Doc wrapped him in a bear hug. Ronnie, Carolyn and Jody took turns hugging and kissing the embarrassed young man. Adrian, naturally, didn’t move from his station. Judd added a hug and handshake and declared, “We’re the only place within a thousand miles that has lights, Bo. You did it, man. All right.”
Bo broke free and plugged in his headset.
“Sarah?”
“We have trouble at Ravenswood.”
“Let’s get on it. I have a set of diagnostics configured for each of the five plants. If they don’t work, we’ll try something else.”
The Midnight Club returned to their stations, astonished at Bo’s success. With no way to test the system under battlefield conditions, Doc’s plan and Bo’s code had had a one in a million chance to succeed. Even if the code were perfect, the plan still should have failed because of embedded chips in the vast tangle of systems. As it was, Bo’s applications kept the lights on in Manhattan. Across the East River, downtown Brooklyn remained brightly lit because power had to reach Jay Street to keep the subway running. A strip of Queens around the Ravenswood power plant near the Queensboro Bridge had lights thanks to proximity to Big Allis. The rest of New York was as dark as Moscow.

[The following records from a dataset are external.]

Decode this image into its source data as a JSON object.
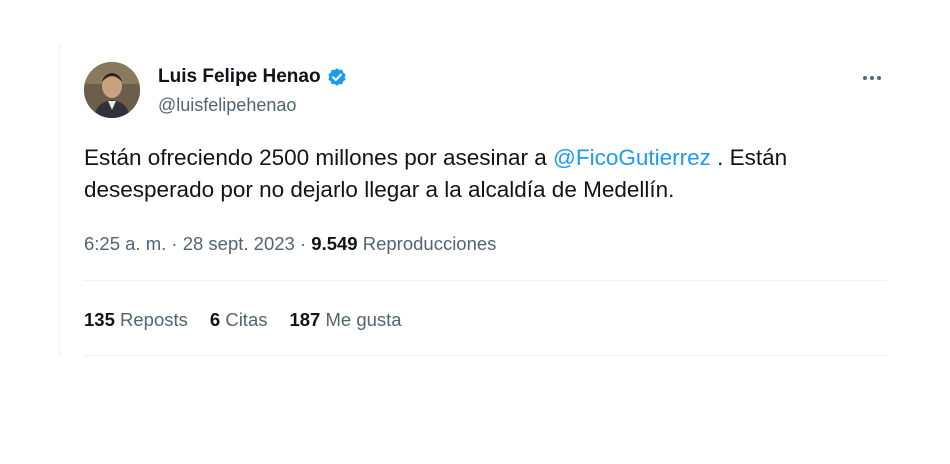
{
  "author": {
    "display_name": "Luis Felipe Henao",
    "handle": "@luisfelipehenao",
    "verified": true,
    "verified_color": "#1d9bf0"
  },
  "tweet": {
    "text_before": "Están ofreciendo 2500 millones por asesinar a ",
    "mention": "@FicoGutierrez",
    "text_after": " . Están desesperado por no dejarlo llegar a la alcaldía de Medellín.",
    "mention_color": "#1d9bf0"
  },
  "meta": {
    "time": "6:25 a. m.",
    "separator": " · ",
    "date": "28 sept. 2023",
    "views_count": "9.549",
    "views_label": "Reproducciones"
  },
  "stats": {
    "reposts_count": "135",
    "reposts_label": "Reposts",
    "quotes_count": "6",
    "quotes_label": "Citas",
    "likes_count": "187",
    "likes_label": "Me gusta"
  },
  "icons": {
    "verified": "verified-badge-icon",
    "more": "more-horizontal-icon"
  }
}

Let there be light, Doc thought, as he ran downstairs to the second floor where Annie and the customer support staff were working with the banks.
“Did Chase make it?” he demanded. “They should have power at the Tech Center.”
“They do,” Annie said. “They’re okay.”
“The credit unions?”
“Everyone is okay, Doc. Relax.”
Annie pulled him over to one of the staff screens where a techie in a headset was in multimedia communication with the Chase Y2K team at the Tech Center. Doc could see that the bank’s core computers had survived the century rollover and were performing, if not flawlessly, at least as well as they ever did.